Nonetheless, though no absolute determination regarding the actual text is possible, these variations do not necessarily signify a deviation from God's Word. Because the authority and power of Scriptures derives from the God who gave them, and because God has chosen secondary means to secure the text of Scripture to us, God's authority and power follows through with His chosen means (Deuteronomy 17:18-20) to make available to us translations that are reliable, authoritative, and effective (Isaiah 55:11; 2 Timothy 3:16,17; Hebrews 4:12).

I acknowledge that, when based on careful, normal-literal translation of the best representation of the text of the original writings, today's English (or Spanish, Russian, etc.) translations are reliable, and carry God’s authority and power derived from that of the original writings.

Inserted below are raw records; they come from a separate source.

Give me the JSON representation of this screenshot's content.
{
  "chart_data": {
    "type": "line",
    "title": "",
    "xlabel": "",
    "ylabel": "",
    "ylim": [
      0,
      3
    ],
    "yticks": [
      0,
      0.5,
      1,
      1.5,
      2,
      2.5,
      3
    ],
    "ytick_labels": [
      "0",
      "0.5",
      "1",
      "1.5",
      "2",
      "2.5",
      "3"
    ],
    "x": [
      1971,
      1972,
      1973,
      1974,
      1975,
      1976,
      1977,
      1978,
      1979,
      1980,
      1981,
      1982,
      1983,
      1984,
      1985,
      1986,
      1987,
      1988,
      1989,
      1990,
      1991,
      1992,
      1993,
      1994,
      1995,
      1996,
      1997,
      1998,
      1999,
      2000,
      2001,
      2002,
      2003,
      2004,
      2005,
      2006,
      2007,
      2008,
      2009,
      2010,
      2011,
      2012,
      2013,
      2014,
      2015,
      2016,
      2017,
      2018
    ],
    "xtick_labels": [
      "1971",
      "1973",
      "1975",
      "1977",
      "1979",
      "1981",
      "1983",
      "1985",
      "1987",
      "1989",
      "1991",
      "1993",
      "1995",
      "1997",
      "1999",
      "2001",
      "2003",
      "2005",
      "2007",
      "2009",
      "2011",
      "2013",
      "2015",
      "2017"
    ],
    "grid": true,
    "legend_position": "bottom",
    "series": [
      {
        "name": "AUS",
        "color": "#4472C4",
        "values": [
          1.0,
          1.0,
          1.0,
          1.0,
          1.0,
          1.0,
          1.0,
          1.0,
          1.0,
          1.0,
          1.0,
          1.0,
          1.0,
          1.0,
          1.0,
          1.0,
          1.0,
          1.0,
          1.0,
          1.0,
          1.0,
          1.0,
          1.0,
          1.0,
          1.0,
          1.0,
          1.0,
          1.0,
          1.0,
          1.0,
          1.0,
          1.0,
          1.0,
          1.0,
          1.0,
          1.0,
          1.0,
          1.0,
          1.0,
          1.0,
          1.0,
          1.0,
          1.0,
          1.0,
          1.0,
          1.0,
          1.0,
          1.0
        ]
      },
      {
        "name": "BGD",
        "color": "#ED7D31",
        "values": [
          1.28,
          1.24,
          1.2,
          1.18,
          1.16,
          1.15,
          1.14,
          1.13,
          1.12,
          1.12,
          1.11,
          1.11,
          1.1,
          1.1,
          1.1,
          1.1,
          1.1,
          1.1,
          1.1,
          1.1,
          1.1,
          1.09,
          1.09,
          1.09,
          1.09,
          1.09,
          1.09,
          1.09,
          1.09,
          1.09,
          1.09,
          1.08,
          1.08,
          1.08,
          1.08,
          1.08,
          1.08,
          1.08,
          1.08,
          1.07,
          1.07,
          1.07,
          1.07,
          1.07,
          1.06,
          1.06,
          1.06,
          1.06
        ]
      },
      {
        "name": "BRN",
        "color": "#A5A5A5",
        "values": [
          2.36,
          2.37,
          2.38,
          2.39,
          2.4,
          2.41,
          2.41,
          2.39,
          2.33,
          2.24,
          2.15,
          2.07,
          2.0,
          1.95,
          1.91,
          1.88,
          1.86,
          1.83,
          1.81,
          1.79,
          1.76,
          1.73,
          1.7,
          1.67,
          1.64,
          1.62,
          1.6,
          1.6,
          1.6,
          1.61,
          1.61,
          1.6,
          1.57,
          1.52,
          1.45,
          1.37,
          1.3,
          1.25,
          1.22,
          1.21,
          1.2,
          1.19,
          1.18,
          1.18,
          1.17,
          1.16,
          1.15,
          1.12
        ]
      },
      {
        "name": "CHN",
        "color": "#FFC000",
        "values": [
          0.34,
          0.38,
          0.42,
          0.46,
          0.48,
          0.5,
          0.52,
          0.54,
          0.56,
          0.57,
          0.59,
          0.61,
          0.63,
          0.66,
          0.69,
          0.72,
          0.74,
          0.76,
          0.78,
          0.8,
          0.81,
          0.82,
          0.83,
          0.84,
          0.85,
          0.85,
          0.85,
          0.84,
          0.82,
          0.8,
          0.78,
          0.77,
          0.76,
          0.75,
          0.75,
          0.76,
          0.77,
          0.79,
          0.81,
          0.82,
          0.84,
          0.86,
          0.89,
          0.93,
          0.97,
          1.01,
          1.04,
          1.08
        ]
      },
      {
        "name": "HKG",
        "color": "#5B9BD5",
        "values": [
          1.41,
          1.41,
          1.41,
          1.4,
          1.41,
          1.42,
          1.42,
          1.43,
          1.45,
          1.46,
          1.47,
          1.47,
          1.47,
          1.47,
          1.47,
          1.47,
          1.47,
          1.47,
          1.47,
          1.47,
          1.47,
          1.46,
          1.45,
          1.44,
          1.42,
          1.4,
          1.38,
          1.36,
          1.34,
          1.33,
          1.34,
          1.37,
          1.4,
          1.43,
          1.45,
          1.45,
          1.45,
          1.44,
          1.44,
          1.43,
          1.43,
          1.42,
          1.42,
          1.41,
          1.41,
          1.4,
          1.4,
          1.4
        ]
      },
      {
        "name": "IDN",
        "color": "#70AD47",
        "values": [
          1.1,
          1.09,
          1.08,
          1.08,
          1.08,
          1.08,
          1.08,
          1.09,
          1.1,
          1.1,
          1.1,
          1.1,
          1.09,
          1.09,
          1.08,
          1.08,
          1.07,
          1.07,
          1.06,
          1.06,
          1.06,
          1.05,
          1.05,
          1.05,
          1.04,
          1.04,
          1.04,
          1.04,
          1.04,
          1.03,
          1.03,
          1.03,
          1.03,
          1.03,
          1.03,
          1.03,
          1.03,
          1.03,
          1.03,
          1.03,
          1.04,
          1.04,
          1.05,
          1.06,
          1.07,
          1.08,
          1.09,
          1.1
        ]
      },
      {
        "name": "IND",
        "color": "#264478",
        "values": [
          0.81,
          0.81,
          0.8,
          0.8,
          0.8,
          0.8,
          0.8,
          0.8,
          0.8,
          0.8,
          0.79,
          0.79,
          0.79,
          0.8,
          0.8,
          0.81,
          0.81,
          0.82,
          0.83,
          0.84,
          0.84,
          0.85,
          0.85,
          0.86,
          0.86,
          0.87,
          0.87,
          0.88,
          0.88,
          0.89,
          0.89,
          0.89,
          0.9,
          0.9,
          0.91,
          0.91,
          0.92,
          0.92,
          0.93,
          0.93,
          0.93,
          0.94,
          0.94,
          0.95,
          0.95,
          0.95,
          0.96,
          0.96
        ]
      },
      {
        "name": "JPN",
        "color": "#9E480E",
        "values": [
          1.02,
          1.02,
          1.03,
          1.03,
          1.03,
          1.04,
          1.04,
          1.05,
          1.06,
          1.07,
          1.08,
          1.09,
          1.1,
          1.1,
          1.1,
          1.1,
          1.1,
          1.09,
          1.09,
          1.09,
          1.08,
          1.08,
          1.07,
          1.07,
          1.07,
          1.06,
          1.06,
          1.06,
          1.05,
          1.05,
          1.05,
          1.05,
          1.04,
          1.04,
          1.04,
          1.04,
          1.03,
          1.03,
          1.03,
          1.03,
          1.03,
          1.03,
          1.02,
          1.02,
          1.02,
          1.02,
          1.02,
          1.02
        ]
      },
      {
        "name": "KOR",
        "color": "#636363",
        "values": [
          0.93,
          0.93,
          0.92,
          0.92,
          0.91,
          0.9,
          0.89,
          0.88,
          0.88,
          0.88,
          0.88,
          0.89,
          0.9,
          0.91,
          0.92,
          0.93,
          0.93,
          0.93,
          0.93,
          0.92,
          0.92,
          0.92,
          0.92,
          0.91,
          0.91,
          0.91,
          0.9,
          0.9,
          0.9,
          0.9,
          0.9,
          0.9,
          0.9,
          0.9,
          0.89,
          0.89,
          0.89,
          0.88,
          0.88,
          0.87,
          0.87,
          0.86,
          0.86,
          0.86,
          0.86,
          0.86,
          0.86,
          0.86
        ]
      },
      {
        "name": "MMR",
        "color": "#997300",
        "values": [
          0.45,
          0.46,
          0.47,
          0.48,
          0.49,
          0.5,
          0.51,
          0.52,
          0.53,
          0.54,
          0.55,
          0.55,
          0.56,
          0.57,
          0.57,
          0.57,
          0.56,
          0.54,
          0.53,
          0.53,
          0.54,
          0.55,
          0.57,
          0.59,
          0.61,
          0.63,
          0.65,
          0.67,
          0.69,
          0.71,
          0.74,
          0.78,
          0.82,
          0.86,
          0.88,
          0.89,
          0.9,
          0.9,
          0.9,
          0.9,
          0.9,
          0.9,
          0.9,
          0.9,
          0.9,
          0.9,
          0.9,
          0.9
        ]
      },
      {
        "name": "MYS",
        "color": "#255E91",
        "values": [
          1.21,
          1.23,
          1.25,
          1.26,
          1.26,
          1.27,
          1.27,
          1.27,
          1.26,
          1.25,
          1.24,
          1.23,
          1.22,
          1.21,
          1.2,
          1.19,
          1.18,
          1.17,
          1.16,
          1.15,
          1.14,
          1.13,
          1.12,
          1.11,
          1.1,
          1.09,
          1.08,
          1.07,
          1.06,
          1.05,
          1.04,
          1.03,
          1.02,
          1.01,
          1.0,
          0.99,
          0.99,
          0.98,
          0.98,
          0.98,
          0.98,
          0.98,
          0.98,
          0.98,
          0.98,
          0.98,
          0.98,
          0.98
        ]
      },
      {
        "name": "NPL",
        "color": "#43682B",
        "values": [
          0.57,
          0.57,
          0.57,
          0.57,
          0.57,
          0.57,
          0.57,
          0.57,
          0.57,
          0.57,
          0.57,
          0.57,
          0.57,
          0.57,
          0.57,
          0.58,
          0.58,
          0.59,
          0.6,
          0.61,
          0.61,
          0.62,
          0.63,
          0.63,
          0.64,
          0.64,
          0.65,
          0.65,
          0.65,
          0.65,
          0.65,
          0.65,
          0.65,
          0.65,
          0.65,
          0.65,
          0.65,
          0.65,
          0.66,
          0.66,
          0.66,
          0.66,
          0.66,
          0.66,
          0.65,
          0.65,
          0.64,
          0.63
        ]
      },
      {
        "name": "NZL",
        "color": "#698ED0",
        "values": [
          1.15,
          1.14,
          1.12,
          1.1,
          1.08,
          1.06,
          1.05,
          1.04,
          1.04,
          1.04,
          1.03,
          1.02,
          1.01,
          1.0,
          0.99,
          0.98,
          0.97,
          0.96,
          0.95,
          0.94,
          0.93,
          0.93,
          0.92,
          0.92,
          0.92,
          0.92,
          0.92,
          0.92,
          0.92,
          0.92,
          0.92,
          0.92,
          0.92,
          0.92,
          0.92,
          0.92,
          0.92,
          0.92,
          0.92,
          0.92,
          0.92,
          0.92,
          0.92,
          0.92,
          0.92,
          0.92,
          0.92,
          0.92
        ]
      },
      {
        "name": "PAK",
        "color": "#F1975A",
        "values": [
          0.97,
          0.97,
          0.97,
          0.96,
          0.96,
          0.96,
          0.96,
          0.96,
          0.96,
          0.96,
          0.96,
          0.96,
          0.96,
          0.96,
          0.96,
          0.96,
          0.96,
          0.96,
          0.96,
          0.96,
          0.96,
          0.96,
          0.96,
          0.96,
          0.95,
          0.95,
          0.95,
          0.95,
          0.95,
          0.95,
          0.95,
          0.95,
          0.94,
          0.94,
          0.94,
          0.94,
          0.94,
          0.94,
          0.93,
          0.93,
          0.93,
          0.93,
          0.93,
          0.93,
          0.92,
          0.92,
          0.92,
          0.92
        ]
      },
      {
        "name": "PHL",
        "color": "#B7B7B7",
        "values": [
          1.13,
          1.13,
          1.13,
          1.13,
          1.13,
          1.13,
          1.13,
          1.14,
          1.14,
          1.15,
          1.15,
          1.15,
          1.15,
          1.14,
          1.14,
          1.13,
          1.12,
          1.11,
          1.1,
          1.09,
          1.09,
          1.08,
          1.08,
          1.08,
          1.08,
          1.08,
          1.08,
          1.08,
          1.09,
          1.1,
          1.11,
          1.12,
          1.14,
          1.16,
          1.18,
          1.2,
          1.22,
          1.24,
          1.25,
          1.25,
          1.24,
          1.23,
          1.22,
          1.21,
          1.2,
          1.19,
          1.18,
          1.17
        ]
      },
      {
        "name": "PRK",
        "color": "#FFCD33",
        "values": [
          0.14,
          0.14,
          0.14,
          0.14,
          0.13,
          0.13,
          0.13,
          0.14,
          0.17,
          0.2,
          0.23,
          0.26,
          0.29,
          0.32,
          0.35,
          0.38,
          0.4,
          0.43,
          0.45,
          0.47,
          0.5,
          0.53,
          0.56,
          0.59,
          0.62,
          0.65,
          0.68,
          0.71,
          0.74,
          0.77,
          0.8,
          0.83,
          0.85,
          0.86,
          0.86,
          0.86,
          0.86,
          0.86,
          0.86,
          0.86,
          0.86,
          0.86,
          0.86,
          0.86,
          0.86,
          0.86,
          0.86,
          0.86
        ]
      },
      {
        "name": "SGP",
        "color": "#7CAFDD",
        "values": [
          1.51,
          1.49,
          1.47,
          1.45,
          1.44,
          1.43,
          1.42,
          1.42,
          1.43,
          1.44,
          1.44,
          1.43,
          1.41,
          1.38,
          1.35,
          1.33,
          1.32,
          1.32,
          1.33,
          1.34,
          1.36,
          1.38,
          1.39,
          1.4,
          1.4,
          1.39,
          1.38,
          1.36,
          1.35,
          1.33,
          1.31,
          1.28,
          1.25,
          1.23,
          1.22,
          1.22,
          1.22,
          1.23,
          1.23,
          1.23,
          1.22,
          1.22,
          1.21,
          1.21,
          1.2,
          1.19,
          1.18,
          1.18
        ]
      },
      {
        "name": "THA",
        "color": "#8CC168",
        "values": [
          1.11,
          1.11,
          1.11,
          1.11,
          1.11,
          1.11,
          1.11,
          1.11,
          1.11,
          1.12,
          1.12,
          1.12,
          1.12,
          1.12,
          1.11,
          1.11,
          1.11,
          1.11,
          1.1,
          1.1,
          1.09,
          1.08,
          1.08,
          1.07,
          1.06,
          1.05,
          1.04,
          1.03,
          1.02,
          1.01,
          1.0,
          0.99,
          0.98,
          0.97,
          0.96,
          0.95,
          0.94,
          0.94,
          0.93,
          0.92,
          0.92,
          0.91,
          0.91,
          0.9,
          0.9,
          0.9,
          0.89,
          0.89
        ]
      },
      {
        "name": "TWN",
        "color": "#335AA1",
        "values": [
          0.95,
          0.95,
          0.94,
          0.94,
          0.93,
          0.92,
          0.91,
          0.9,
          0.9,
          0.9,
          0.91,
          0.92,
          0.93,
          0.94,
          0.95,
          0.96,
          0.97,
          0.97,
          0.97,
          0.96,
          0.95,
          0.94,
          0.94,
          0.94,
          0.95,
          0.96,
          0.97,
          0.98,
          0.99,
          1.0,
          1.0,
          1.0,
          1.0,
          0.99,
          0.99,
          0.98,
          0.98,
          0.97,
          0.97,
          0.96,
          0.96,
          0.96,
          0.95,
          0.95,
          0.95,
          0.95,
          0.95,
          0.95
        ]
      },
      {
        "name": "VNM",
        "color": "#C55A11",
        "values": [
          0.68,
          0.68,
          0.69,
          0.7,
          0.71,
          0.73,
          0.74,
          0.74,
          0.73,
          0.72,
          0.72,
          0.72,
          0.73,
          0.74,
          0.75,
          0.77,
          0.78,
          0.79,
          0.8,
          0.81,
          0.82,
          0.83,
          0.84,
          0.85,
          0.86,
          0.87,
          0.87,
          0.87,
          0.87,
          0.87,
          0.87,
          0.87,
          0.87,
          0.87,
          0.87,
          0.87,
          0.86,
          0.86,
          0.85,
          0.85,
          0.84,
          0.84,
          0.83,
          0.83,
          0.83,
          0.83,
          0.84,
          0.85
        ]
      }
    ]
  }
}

I am sympathetic with the notion that, due to the importance of God’s Word, we need to get this right. I understand that there are opposing theories of textual analysis. However, I find no basis in the explicit statements of scripture, or in the larger teaching of the Scripture, that mandates choosing one theory over another. Recognizing that not all can be 100% right, I am content knowing that all, in some way could be wrong. It is up to me, as a careful student of God’s Word, to give due diligence (2 Timothy 2:15) to both the choice of textual theories I accept, and the method of translation and interpretation I utilize. I must also grant that same freedom and responsibility of diligence to my brother.

Saturday, April 08, 2006

Always Forward: Spiritual Development

Recently, I came across another organization that uses the motivational phrase, “Always Forward.” It is 1st Battalion, 34th Infantry Regiment of the 4th Training Brigade, stationed in Fort Jackson, South Carolina. In reading through their mission statement and the principles by which they seek to develop leadership in their soldiers, they have 30 principles for command philosophy. As I search the scriptures to see if they conform to God’s command philosophy, I will share them here.
 
Spiritual Development Enhances The Whole Man. Every day demands of us the best we can put into it. We approach our jobs with thought. We approach our families with understanding (or at least we should). And we approach our health with some degree of concern – evidence the diets and exercise to which we subject ourselves. It is not wrong to think before we act. It is not wrong to consider our spouses and our children before we respond, or act in a way that affects them. It is not wrong to be concerned for our health. Our families, and others who depend on us, want us around as long as possible.
 
However, it is easy the think that these things make us ready for life. As important as these things might seem, they only amount to moving around the furniture in a display window. What we need is to embrace the importance of our spiritual training. The training or lack of training, of our spiritual life will affect every area of our life. When mentoring his protégé, Timothy, the Apostle Paul said, "For bodily exercise profits a little, but godliness is profitable for all things, having promise of the life that now is and of that which is to come" (1 Timothy 4:8).
 
So easy it is to focus on the near term, on the most pressing, on that which inflicts immediate discomfort that we forget that our soul, and our ultimate day of decision with God, depends on a preparation of a different and more important kind. The training of our minds and hearts in godliness benefits us now and will benefit us in our future with God.
 
One more thought, how are we training our children? What are they learning from us? Do they see in us our desire to be instructed in godly character and service? Are we teaching them to dodge God's training? Sit down and read Hebrews 12:7-11. God's training of us has a purpose. But we will never really see all He can do through us, or through our children, if we insist on looking only at the immediate, only at what meets our agenda.
 
Where does spiritual development come from? It comes from the work of God's Spirit in your life as He works through three agencies - God's Word, God's leaders, and God's people. Soldiers learn when they stop setting their own standards, and start looking to and obeying their commander.